E l’amore di Miike per il genere Cappa e Spada lo si avverte da ogni inquadratura, dalla cura per la trasposizione storica, per i costumi, per le sequenza di lotta, per la ricostruzione degli scenari e per la sua tecnica di ripresa, che abbandona le nevrosi palpitanti e gli eccessi viscerali dei suoi thriller più riusciti come Audition e Ichi the Killer, per un’impronta più sobria e raffinata. Questa maturazione stilistica non è una rinuncia alla sua impronta autoriale, ma piuttosto una canalizzazione della sua energia in una direzione più contemplativa e, paradossalmente, più incisiva. Il rigore formale adottato in 13 Assassins eleva il racconto, permettendo alla brutalità della storia di emergere con una gravitas inaspettata, senza ricorrere a shock facili.
Siamo nel Giappone dei primi dell’ottocento, un’epoca di relativa pace ma anche di profonde inquietudini sociali che preannunciano la fine dell’era feudale. L’odiato Naritsugu, fratello demoniaco dello Shogun, imperversa sulle terre con spietata ferocia, simbolo di una corruzione aristocratica che mina le fondamenta stesse della società. Il suo sadismo non è fine a se stesso, ma un riflesso della dissoluzione morale di una classe dirigente. Shinzaemon Shimada, un samurai di alto lignaggio ma dal futuro incerto, viene ingaggiato per uccidere Naritsugu. La sua missione non è solo un atto di giustizia, ma quasi un ultimo, disperato tentativo di preservare l’onore del codice samurai di fronte a una minaccia che ne corrompe l’essenza. Shimada si mette subito all’opera per mettere insieme un gruppo di samurai capace di tener testa al temibile piccolo esercito di guardie del corpo del fratello dello Shogun. La costruzione di questa eterogenea compagnia, ognuno con le proprie motivazioni e abilità, ricorda la classica struttura del "team building" del Jidai Geki, ma con una tensione morale palpabile che eleva ogni singolo personaggio. Per compiere la sua missione attirerà Naritsugu in un villaggio abbandonato, un teatro di guerra meticolosamente preparato, dove allestirà trappole e agguati per raggiungere il suo obiettivo.

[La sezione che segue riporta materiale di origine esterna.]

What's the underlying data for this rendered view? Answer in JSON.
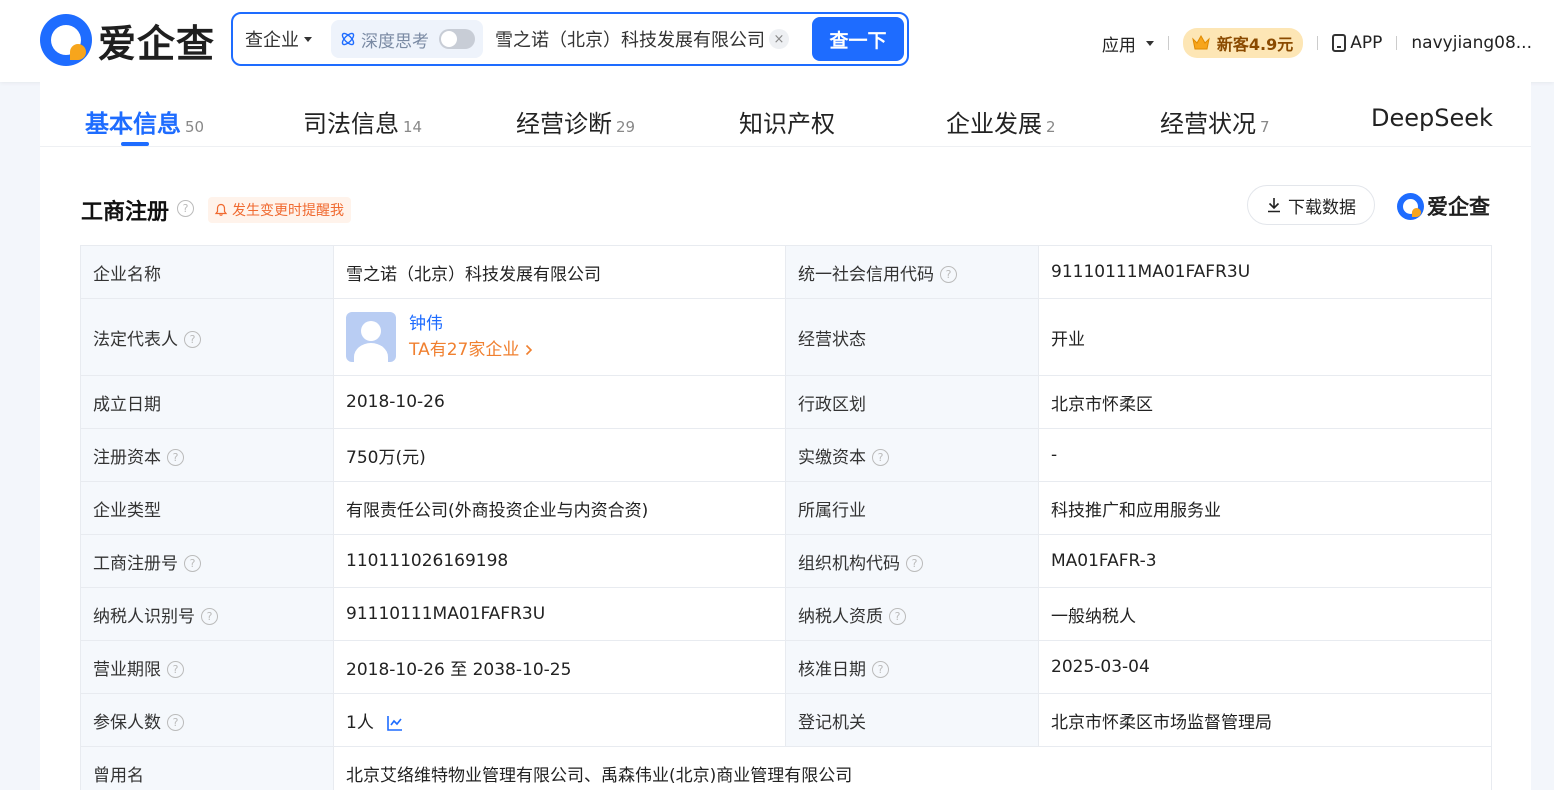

Un’epica battaglia si profila all’orizzonte, dove pochi valorosi uomini ingaggeranno una lotta senza quartiere con un nemico dal numero soverchiante. Il film è essenzialmente diviso in due parti: nella prima si creano le premesse per la battaglia, con una costruzione meticolosa dei personaggi e una crescente tensione psicologica che sfocia nella disperata necessità dell’impresa; nella seconda parte si narrano le vicende dell’epico scontro finale, un’apoteosi di violenza coreografata che dura quasi un’ora, senza mai perdere intensità né chiarezza narrativa.

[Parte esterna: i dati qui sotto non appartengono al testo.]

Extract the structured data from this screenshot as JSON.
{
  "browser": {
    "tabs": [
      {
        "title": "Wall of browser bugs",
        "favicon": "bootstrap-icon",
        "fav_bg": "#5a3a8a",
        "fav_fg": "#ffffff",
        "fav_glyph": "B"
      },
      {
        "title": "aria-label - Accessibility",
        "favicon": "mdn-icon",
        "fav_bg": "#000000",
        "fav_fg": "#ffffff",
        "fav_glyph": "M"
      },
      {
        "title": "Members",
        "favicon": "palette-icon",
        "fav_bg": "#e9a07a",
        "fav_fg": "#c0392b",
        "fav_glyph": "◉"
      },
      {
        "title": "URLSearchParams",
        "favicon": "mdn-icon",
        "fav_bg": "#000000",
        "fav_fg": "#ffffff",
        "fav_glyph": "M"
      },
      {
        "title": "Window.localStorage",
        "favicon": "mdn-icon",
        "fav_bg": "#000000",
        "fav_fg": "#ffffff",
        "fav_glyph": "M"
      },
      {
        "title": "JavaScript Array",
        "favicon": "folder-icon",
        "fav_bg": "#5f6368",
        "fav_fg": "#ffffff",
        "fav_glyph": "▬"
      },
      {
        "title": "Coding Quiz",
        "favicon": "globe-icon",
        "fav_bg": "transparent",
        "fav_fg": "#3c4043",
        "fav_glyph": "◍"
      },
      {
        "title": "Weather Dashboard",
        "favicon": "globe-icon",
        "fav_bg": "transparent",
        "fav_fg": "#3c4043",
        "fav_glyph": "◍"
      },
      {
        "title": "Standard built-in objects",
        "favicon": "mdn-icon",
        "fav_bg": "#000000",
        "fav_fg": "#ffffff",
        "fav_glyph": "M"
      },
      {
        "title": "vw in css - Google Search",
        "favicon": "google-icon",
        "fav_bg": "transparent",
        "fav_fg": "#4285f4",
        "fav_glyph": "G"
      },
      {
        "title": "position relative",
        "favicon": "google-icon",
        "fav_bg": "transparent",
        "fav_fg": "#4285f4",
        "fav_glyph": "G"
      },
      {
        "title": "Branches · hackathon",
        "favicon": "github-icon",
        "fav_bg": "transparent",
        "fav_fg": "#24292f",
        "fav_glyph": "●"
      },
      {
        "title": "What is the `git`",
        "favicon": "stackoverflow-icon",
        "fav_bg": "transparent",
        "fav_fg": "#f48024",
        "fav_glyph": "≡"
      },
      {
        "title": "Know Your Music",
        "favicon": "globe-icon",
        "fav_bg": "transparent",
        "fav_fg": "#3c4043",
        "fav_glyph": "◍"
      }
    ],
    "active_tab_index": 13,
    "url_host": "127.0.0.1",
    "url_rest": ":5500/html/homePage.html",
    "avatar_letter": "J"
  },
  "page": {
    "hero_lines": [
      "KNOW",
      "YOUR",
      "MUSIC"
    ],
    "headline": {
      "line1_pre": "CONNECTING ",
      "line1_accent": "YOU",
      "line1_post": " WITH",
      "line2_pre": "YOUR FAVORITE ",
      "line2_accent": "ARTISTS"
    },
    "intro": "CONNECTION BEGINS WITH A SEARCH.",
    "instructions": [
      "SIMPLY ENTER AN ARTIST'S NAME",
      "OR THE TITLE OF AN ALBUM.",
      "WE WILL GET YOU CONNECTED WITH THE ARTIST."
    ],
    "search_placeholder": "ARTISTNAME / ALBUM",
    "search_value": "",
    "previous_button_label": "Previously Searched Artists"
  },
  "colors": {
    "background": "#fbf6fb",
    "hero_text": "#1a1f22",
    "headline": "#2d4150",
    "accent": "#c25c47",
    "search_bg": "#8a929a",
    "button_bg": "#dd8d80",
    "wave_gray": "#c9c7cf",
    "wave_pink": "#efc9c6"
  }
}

Miike si muove con sagacia visionaria confezionando un prodotto perfetto con meravigliose scene di lotta e scintillanti duelli di katana. La sua cinepresa si muove fluida ai margini di un’azione che sgorga dalla narrazione con potenza iconografica devastante, senza mai essere ridondante, ma con una naturalezza e una credibilità che fanno di questo film un caposaldo di genere e un punto d’arrivo ineludibile nella carriera di Miike. È un’opera che riafferma la grandezza del cinema di genere quando affrontato con intelligenza e rispetto, e che dimostra come un regista possa reinventarsi pur rimanendo fedele alla propria inconfondibile voce.